If your answer to any of the following questions is β€œyes”, then this is the right workshop for you.

  • Do you make summary tables in R (data, survey data, regression models, time-to-event data, adverse event reports)?

  • Do you want your workflow to be reproducible?

  • Are you often frustrated with the immense amount of code required to create great-looking tables in R?

The workshop is designed for those with some experience in R. It will be expected that you can perform basic data manipulation. Experience with the {tidyverse} and the %>% operator is a plus, but not required.
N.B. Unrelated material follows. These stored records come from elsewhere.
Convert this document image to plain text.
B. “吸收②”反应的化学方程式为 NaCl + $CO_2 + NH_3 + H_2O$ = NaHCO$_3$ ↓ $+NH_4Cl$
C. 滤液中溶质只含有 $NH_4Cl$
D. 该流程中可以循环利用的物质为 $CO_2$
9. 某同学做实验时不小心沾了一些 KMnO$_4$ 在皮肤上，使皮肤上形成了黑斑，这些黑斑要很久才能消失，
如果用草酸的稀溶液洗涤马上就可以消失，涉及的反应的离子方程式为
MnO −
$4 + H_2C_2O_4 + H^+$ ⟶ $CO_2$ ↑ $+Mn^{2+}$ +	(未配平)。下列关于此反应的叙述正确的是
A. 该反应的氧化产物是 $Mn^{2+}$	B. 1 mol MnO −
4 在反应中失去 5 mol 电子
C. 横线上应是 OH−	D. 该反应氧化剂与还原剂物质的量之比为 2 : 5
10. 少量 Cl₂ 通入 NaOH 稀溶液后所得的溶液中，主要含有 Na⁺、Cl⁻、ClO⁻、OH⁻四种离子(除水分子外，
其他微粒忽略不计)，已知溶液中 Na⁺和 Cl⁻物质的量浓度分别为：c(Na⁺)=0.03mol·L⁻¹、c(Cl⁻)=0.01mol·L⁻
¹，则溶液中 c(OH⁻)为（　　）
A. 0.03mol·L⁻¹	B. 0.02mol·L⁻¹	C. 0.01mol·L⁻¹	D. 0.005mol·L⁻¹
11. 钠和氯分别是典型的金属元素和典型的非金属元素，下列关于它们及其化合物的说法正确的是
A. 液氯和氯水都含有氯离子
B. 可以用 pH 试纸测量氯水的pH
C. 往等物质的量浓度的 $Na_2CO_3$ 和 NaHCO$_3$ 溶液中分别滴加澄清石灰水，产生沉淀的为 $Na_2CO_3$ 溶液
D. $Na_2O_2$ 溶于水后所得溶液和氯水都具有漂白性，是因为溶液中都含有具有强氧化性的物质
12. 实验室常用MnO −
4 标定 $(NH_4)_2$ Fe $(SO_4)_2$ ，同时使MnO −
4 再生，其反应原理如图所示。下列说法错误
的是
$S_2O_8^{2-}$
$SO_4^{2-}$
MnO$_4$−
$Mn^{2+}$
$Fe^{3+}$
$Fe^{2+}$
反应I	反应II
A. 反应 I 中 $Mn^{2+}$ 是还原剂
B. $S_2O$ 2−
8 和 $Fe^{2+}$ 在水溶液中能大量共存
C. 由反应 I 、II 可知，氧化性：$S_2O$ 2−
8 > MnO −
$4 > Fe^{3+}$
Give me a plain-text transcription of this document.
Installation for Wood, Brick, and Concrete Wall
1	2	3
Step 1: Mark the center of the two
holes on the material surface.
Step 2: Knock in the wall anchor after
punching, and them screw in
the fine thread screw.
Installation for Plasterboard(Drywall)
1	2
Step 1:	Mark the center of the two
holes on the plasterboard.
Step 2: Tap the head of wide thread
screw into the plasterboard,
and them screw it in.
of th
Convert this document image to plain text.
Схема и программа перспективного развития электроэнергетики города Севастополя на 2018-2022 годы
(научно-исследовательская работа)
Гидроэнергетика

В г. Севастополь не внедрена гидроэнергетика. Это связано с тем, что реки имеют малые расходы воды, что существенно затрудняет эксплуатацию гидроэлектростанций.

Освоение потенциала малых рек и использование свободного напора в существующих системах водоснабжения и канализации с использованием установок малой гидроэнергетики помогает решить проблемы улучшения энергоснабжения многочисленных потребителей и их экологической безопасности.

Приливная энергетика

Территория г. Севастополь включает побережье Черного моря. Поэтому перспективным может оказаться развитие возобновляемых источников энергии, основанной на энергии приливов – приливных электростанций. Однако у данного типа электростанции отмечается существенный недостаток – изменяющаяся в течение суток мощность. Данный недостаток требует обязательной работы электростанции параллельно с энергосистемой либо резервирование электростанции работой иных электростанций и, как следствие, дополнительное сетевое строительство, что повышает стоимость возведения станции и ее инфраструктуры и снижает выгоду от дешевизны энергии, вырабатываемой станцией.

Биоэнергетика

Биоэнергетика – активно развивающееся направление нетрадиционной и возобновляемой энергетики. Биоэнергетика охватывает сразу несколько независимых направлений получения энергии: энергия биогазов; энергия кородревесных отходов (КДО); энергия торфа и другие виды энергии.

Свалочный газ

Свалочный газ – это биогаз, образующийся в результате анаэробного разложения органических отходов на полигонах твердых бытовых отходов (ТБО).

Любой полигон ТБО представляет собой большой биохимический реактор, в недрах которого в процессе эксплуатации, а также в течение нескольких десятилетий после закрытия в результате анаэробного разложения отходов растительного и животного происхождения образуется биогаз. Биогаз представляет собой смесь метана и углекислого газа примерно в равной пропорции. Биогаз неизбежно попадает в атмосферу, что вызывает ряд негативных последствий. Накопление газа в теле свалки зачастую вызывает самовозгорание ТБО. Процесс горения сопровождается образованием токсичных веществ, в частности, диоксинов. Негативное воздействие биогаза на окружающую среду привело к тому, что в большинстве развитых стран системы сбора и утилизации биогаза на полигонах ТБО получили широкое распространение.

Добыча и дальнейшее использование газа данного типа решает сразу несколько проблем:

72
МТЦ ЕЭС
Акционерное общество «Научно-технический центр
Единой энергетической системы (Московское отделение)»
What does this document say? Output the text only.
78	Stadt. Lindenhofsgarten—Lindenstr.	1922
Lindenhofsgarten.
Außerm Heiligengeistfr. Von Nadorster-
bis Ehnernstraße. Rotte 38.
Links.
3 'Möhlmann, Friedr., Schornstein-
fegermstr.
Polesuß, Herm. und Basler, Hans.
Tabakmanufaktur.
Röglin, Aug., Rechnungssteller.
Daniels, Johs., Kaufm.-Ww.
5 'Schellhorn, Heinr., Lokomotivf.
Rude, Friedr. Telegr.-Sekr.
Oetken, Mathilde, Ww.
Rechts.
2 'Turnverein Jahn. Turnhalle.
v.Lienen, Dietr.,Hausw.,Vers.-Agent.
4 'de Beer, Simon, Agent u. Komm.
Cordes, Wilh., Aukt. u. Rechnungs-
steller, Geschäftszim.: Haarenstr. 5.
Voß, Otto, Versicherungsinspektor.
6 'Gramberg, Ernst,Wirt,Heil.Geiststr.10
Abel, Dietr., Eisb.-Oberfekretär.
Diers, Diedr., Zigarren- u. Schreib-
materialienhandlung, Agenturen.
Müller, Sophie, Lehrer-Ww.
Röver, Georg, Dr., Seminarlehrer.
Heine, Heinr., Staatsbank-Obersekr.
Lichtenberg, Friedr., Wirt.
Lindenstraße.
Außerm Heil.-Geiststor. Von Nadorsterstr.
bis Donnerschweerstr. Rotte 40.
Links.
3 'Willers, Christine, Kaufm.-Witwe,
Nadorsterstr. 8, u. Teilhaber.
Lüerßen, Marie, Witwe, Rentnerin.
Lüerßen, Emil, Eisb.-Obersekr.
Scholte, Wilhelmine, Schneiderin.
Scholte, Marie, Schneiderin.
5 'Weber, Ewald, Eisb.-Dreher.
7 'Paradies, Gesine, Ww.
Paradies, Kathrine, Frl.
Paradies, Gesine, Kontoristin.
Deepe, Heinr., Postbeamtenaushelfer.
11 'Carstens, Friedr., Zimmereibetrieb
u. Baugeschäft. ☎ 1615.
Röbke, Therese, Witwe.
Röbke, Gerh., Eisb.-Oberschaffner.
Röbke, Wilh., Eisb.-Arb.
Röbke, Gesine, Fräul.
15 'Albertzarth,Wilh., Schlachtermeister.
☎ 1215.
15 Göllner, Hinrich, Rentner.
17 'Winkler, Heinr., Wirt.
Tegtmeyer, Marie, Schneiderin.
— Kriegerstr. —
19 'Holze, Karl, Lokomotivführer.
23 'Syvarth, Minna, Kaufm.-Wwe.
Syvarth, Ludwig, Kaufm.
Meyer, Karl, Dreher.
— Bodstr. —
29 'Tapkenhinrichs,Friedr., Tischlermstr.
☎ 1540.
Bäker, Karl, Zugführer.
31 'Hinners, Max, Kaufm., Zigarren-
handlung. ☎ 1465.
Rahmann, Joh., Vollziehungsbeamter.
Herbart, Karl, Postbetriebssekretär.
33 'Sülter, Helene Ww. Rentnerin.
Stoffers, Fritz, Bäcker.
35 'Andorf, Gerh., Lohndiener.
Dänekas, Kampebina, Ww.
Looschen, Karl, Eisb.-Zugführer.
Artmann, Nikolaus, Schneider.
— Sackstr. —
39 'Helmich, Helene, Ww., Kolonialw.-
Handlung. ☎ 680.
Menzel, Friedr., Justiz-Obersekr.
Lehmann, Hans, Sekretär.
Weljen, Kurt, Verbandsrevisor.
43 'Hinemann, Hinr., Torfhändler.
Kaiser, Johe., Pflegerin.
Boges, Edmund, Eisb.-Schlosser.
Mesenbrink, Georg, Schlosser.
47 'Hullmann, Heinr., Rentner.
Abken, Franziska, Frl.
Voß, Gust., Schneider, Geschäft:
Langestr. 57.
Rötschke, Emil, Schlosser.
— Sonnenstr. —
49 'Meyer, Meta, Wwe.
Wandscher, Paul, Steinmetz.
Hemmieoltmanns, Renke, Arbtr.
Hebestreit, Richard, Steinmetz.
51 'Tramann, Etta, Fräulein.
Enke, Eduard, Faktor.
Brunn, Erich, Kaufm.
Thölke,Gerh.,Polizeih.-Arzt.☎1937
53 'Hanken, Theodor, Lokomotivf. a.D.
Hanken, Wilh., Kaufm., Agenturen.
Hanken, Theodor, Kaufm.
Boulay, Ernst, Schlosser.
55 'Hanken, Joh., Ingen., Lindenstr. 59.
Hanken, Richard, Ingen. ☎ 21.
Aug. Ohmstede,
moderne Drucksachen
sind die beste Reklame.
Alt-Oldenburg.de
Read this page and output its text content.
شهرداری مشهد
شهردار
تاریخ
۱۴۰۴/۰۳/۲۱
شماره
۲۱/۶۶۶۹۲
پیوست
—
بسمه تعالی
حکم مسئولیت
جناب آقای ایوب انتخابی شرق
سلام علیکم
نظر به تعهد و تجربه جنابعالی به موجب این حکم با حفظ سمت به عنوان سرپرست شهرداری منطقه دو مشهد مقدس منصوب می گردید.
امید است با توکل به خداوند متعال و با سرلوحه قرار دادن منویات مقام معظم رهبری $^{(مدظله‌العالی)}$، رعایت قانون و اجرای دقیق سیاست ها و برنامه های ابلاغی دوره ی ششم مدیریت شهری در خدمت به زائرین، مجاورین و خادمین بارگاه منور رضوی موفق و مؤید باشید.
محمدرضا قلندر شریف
Before attending the workshop please have the following installed and configured on your machine.

  • Recent version of R

  • Recent version of RStudio

  • Most recent release of the gtsummary and other packages used in workshop.

    instll_pkgs <- 
      c("gtsummary", "tidyverse", "labelled", "usethis", 
        "causaldata", "fs", "skimr", "car", "emmeans")
  • Ensure you can knit R markdown documents

    • Open RStudio and create a new Rmarkdown document
    • Save the document and check you are able to knit it.


Headshot of Daniel D. Sjoberg

Daniel D. Sjoberg (he/him) is a Senior Biostatistician at Memorial Sloan Kettering Cancer Center in New York City and a DrPH candidate in Biostatistics at Columbia University. His research interests include adaptive methods in clinical trials, precision medicine, and predictive modeling. He also enjoys R package development, creating many packages available on CRAN, R-Universe, GitHub, and internally at MSKCC. Daniel is the winner of the 2021 American Statistical Association (ASA) Innovation in Statistical Programming and Analytics award.